Sen. Ann Rivers announces her resignation

La Center Republican takes job as community development director in Longview


The Washington State Senator for much of North Clark County won’t be serving during the 2022 legislative session, as Ann Rivers announced she will resign from the seat to take a job in Longview.

In an Oct. 4 release, Rivers announced she would step down from her seat in the Legislature, as she begins her new job as the Longview community development director this week. As of the release, Rivers, R-La Center, did not have an exact date for her last day, but she said it would likely be before the 2022 legislative session begins in January.

“I wasn’t looking for a job — this one found me,” Rivers stated in the release. “The more I was drawn to this opportunity, the more it seemed clear there would be a choice to make.”

Though the Legislature meets for only a few months every year, when Olympia is in session it becomes a full-time job, Rivers said, which would be difficult to handle.

“Stepping away will be hard, because serving the people of the 18th District has been among the great privileges of my life,” Rivers said in the release. “At the same time, I have longstanding ties to Longview and am very excited that my next role as a public servant will begin there.”

Rivers has represented the 18th Legislative District, which contains the cities of Battle Ground, Ridgefield and La Center, since 2011 when she was elected to the Washington State House of Representatives.
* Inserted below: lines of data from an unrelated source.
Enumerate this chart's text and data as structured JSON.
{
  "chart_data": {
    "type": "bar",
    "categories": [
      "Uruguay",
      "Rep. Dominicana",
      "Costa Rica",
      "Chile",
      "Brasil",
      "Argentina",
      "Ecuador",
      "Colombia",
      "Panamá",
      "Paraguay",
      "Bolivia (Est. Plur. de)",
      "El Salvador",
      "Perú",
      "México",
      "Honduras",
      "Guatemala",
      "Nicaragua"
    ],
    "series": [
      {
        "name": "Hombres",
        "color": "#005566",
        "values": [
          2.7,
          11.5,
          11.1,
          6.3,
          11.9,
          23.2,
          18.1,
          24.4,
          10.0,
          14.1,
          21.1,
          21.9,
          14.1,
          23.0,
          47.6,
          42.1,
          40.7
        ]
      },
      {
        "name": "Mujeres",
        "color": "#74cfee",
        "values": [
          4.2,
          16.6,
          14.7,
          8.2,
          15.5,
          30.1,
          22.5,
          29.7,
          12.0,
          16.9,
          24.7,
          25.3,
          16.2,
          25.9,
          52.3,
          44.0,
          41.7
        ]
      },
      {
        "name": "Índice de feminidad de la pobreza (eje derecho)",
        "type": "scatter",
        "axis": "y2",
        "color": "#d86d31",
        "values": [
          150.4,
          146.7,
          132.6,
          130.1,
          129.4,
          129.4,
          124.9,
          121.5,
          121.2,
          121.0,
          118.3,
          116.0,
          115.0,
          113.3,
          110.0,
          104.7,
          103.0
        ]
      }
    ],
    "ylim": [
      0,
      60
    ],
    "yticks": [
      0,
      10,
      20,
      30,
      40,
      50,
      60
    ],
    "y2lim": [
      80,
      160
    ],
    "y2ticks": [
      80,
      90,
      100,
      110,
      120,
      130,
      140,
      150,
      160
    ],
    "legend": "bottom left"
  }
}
She received an appointment to the state Senate the following year, winning that year’s election and subsequent elections in 2016 and 2020.

Rivers also served as part of the Senate Republican Caucus during her tenure, including as caucus chair in 2021.

The release listed a number of accomplishments Rivers had as a legislator, including work on medical and recreational cannabis law reform, distracted driving, addressing a rape kit backlog, and negotiating state school funding required by the state Supreme Court’s McCleary decision.

Following Rivers’ announcement, Senate Republican Leader John Braun, R-Centralia, said the exiting senator’s leadership would be “deeply miss(ed.)”

“Having served with Senator Rivers for nine years, from a neighboring district, I know how hard she has worked for the people of the 18th District, and our state,” Braun said in a statement.

He appreciated Rivers’ work to take on the “state’s most difficult problems,” like school funding.

“Because of her focus on finding solutions without concern for who receives the credit, she will leave the Senate with a legacy of policies that are important to the people of our state,” Braun said. “I was very much looking forward to another year with Senator Rivers as the chair of our caucus, because of the experience and the energy she’s brought to that position. At the same time, this is a great opportunity for her to take on an important local leadership role in our region.”

Rivers’ successor will be decided by the Clark County Council. The seat will be up for election in 2022 to fill out the term, per state law.